Covid–19 coronavirus: emerging data protection and cybersecurity guidance (Updated 18 June 2020)
Anna van der Leeuw-Veiksha
Professional Support Lawyer
Nicole Wolters Ruckert
Filip Van Elsen
Peter Van Dyck
Catherine Di Lorenzo
19 juni 2020
The Covid-19 coronavirus is creating a need for organisations to process personal data, for a variety of specific purposes (including managing and protecting their workforce, customers and the public).
Many of these processing activities are not part of “business as usual”, so established policies and protocols may not exist. Organisations face a challenge to ensure that this processing complies with data protection and privacy laws, particularly given the urgency behind some of these processing activities and other pressures, which means there is limited time available for consideration and consultation.

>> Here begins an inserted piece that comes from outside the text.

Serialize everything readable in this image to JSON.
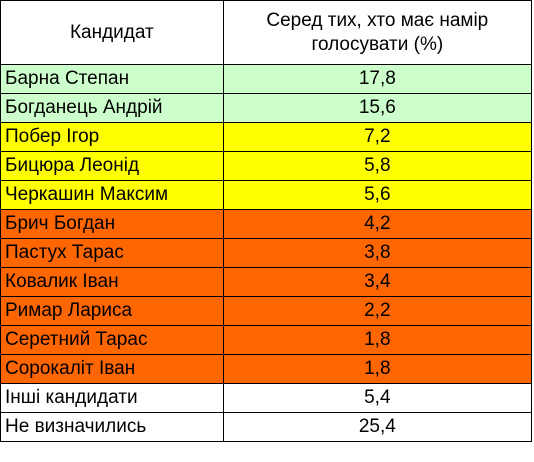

Organsiations are also operating under conditions where new working patterns (in particular, increased home-working) and malicious actors looking to take advantage of the public's anxiety concerning Covid-19 coronavirus are increasing cybersecurity risks. Both public and private organisations are suffering an increase in cyber-attacks and the challenge of implementing new systems and controls as a consequence.

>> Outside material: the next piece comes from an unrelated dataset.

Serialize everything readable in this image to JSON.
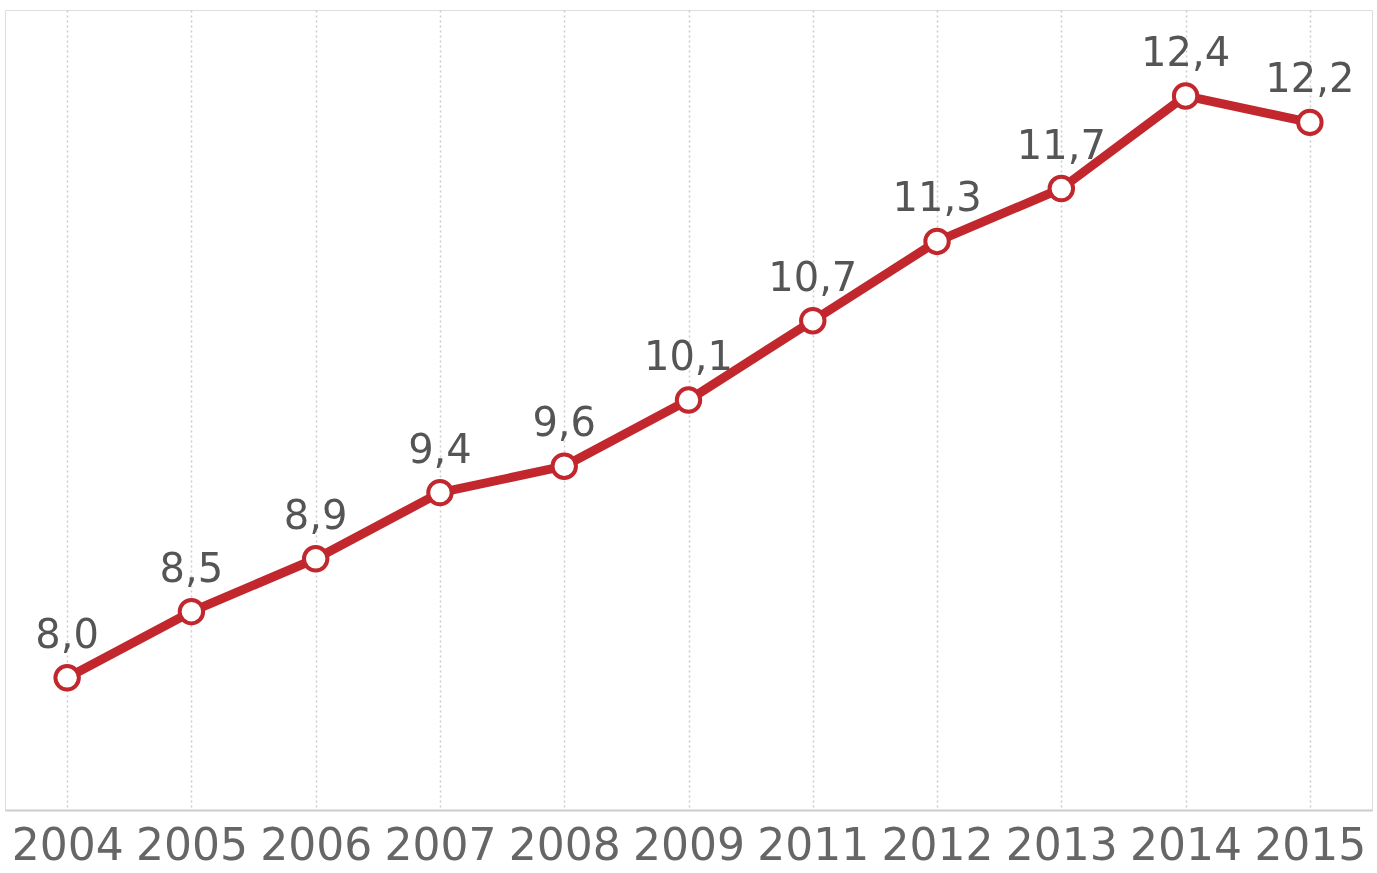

No country is left unaffected, so for companies operating across multiple jurisdictions this is a particularly complex challenge. Regulators across the world have made statements on their expectations of how organisations may process personal data, for purposes related to dealing with Covid-19 coronavirus, in compliance with data protection laws. This guidance generally endeavours to strike a balance between enabling processing, in the public interest, while protecting the fundamental rights of individuals. Similarly, we are seeing an increasing number of authorities and regulators looking to address the cybersecurity risk and issuing practical guidance regarding homeworking, highlighting for example the need to implement appropriate security measures, utilise access controls and encryption, engage with employees, and be vigilant for phishing attacks in particular.
We set out below a high level summary of this guidance. We also present a separate extract setting out the cybersecurity and information security related developments for reference.
Whilst many regulators highlight the desire to implement procedures to tackle the Covid-19 coronavirus and halt its progression, the overarching message is that the processing activities aimed at achieving that goal should nonetheless comply with data protection and privacy laws. That said, regulators are also confident that data protection requirements will not stop the efforts to tackle this global pandemic, as the universal data protection principles will enable the use of data in the public interest and still provide the protections the public expects.
Whilst initially much of the guidance related to the treatment of health data and, in general, required employers to operate proportionately and consider carefully their approach to monitoring and testing of employees for symptoms of the Covid-19 coronavirus for example, attention is increasingly turning to the use of mobile applications and new technologies. As countries, private organisations and regional bodies look to develop solutions to manage the Covid-19 coronavirus, consideration is given to the data protection, cybersercurity and information security issues arising from apps that, amongst other things, track infection or the use of location data to monitor the Covid-19 coronavirus risk in the community.
As some jurisdictions start to emerge from lock-down and more stringent restrictions are lifted, we are also starting to see guidance addressing the risks associated with a return to "normal" working environments.
In each case, the high level summaries included reflect key messages as at 29 April 2020 except as otherwise specified against the jurisdiction/location in the table (see contents list). Earlier this month we had updated Canada, India, Japan, Czech Republic, France, Germany, Poland, UK (CDEI) and the EDPB, reflecting the latest publications as at 4 June 2020. This week we have further updated Belgium, France, Norway, Philippines, Spain, and the UK reflecting the latest publications as at 18 June 2020. New guidance and advice is being issued all the time and so we will continue to update this overview with further summaries of the latest publications.
The consolidated overview covers a selection of guidance from the following jurisdictions: Argentina, Australia, Austria, Belgium, Canada, China, Croatia, Czech Republic, Denmark, Estonia, France, Finland, Germany, Greece, Hong Kong (SAR) China, Hungary, Iceland, India, Ireland, Israel, Italy, Japan, Latvia, Luxembourg, Mexico, Netherlands, New Zealand, Norway, Peru, Philippines, Poland, Romania, Russian Federation, Singapore, Spain, South Africa, South Korea, Sweden, Switzerland, UAE, UK, and USA.
It also reflects publications by the EU (European Parliament, European Commission, Council of the European Union, EDPB, EDPS, ENISA, CERT-EU, Europol, EBA, EIOPA, EU FRA) and international organisations, e.g. Council of Europe, FATF, Global Privacy Assembly, INTERPOL, OECD, G20 digital ministers.